SV Waldhof trauert um Ex-Präsident Bremme

Archivartikel

MANNHEIM.Die Metropolregion Rhein-Neckar trauert um einen ihrer Begründer. Am Donnerstag verstarb Hans Joachim Bremme (Bild) im Alter von 81 Jahren. In der Quadratestadt machte sich Bremme von 2004 bis 2007 auch als Präsident des SV Waldhof einen Namen.

1957 hatte es Bremme studienbedingt aus Wuppertal nach Heidelberg verschlagen, nach einem kurzen Abstecher in Freiburg, wo er promovierte, wurde er dann in der Kurpfalz sesshaft. 1989 übernahm Bremme als maßgeblicher Mitinitiator den Vorsitz im Vorstand des damals neu gegründeten Arbeitskreises Rhein-Neckar-Dreieck e.V., in dem sich die drei Oberzentren Heidelberg, Mannheim und Ludwigshafen eine Plattform zur Zusammenarbeit in den verschiedensten Bereichen schuf.

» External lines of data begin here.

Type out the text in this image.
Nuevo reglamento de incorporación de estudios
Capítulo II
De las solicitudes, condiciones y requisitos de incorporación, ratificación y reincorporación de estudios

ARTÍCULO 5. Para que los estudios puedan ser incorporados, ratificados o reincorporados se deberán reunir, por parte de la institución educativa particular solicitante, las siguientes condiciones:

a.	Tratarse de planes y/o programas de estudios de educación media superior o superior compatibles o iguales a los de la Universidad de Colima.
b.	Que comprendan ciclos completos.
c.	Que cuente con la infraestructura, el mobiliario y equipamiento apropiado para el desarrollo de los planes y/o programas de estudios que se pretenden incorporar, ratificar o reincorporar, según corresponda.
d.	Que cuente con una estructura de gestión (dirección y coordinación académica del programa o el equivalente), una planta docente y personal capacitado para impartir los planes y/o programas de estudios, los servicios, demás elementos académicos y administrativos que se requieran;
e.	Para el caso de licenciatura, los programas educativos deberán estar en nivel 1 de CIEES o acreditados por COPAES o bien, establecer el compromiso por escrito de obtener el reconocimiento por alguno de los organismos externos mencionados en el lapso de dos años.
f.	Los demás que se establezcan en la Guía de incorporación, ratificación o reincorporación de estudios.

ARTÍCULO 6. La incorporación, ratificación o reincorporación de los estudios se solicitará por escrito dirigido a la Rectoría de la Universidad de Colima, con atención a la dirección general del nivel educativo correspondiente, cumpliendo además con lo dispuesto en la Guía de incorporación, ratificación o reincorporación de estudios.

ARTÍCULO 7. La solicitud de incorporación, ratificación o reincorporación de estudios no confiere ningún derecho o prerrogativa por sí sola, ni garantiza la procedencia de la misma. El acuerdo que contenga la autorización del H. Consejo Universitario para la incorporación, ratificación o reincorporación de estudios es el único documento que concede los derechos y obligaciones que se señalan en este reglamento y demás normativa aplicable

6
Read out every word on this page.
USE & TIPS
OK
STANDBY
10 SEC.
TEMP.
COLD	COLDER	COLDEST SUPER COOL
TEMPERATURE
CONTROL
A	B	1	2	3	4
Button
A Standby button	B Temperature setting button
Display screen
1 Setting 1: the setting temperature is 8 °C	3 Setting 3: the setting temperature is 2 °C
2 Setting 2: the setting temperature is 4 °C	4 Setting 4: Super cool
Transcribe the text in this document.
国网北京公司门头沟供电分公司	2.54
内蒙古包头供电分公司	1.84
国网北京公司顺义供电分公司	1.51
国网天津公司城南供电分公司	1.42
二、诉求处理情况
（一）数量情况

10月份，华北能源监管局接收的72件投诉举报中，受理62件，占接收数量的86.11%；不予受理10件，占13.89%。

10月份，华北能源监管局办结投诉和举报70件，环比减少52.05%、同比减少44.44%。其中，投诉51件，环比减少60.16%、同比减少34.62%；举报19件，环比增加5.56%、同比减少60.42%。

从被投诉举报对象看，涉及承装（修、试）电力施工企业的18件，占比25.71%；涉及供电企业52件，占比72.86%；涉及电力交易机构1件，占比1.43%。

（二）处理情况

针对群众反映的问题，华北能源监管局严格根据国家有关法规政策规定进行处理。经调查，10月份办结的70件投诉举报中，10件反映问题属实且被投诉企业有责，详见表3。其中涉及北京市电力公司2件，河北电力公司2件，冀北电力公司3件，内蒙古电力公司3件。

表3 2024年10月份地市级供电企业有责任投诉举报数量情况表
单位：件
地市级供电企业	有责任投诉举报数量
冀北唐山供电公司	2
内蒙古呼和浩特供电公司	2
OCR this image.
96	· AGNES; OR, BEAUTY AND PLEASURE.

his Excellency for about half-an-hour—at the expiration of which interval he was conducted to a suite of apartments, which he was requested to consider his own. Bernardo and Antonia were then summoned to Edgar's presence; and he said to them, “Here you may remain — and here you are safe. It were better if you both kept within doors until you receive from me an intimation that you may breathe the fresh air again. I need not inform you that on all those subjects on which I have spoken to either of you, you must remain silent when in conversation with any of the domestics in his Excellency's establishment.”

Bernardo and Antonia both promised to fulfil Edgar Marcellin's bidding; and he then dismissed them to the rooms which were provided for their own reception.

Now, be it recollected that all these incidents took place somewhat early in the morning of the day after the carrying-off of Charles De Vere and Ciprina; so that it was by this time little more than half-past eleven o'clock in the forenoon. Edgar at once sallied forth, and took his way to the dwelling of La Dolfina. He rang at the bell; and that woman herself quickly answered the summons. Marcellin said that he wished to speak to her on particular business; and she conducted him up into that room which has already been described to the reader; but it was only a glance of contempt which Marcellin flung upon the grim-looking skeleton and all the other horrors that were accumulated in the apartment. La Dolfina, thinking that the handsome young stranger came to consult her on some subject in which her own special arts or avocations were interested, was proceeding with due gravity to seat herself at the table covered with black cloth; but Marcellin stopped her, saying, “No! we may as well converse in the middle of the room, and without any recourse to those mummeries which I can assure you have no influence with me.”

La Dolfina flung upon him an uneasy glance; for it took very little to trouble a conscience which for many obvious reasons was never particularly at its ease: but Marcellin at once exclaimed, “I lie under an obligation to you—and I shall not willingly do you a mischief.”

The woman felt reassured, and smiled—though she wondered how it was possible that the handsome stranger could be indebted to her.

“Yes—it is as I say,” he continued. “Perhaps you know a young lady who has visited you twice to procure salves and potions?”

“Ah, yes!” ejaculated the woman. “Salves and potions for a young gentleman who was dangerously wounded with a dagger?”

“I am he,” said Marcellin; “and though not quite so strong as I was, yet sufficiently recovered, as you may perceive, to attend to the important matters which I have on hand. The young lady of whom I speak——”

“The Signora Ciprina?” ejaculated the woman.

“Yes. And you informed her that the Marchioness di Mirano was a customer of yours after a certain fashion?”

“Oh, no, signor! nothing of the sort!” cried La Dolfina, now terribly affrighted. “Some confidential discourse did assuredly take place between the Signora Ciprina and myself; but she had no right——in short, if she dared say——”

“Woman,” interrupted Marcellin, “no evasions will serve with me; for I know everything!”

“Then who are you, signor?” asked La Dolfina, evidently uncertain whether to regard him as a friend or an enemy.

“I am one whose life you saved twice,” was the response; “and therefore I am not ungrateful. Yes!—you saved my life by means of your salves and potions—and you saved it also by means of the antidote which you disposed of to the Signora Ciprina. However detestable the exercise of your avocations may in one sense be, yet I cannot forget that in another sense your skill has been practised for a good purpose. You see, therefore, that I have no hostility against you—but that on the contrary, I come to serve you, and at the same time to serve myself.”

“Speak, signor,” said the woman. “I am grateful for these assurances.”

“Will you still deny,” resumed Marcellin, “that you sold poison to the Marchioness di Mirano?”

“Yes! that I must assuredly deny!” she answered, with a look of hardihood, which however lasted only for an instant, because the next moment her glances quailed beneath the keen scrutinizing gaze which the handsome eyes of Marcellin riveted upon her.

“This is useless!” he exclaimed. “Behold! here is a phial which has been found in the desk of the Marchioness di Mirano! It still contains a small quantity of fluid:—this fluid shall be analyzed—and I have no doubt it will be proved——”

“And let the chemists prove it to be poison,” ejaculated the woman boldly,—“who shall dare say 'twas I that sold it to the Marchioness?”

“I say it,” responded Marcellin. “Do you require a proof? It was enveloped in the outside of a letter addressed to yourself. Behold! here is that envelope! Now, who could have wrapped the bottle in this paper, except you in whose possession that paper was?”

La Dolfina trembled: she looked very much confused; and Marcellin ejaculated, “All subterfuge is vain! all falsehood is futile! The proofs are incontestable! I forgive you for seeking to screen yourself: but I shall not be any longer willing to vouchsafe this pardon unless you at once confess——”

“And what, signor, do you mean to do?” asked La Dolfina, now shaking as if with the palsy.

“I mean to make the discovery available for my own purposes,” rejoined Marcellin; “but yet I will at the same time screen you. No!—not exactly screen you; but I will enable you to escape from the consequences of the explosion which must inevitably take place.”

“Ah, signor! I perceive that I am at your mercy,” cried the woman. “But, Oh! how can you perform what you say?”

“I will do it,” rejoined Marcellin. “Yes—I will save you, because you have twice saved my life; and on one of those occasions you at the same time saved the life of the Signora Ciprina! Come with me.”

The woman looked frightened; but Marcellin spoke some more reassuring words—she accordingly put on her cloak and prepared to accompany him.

Erst Aufsichtsrat, dann Club-Chef

Hier wurde er zum Gründervater des Rhein-Neckar-Dreiecks, einem Vorläufer der heute als Metropolregion Rhein-Neckar titulierten Gebietsbezeichnung. Im Jahr 2002 erhielt er dafür als Anerkennung das Bundesverdienstkreuz am Bande, eine Auszeichnung, die er stets in aller Bescheidenheit nie wirklich zur Schau getragen hat. „Es war nett, dass es anerkannt wird, aber ich habe es danach nie wieder rausgeholt“, sagte er anlässlich seines 80. Geburtstags gegenüber dieser Zeitung. Bremme war zudem einer der Sprecher der BioRegion Rhein-Neckar-Dreieck und Präsident des Gesundheitsnetzes Rhein-Neckar-Dreieck. Seit 1969 war er bis zu seiner Pensionierung in leitender Position in der Öffentlichkeitsarbeit (Leiter der Mitarbeiter- und Umfeldinformation) bei der BASF in Ludwigshafen tätig.

1996 nahm Bremme seine Tätigkeit im Aufsichtsrat des SV Waldhof auf, im Juni 2004 wurde er – nachdem er 2002 noch in einer Kampfabstimmung Hans Regelein unterlegen war – Präsident des Clubs. „Warum ich das tue, weiß ich selbst nicht“, hatte Bremme, der sich selbst nie als ausgewiesener Fußball-Fachmann bezeichnete, damals erklärt. Dennoch erfüllte er das Amt mit Feuereifer, stand zum 100-jährigen Jubiläum des SVW an der Spitze und läutete den Bau des Jugendförderzentrums mit ein.

Im Jahr 2007 gab er sein Amt an Mario Nöll ab, blieb dem SV Waldhof aber stets treu und war bei den Heimspielen der Blau-Schwarzen bis zuletzt regelmäßig im Carl-Benz-Stadion. wy/red (Bild: Binder)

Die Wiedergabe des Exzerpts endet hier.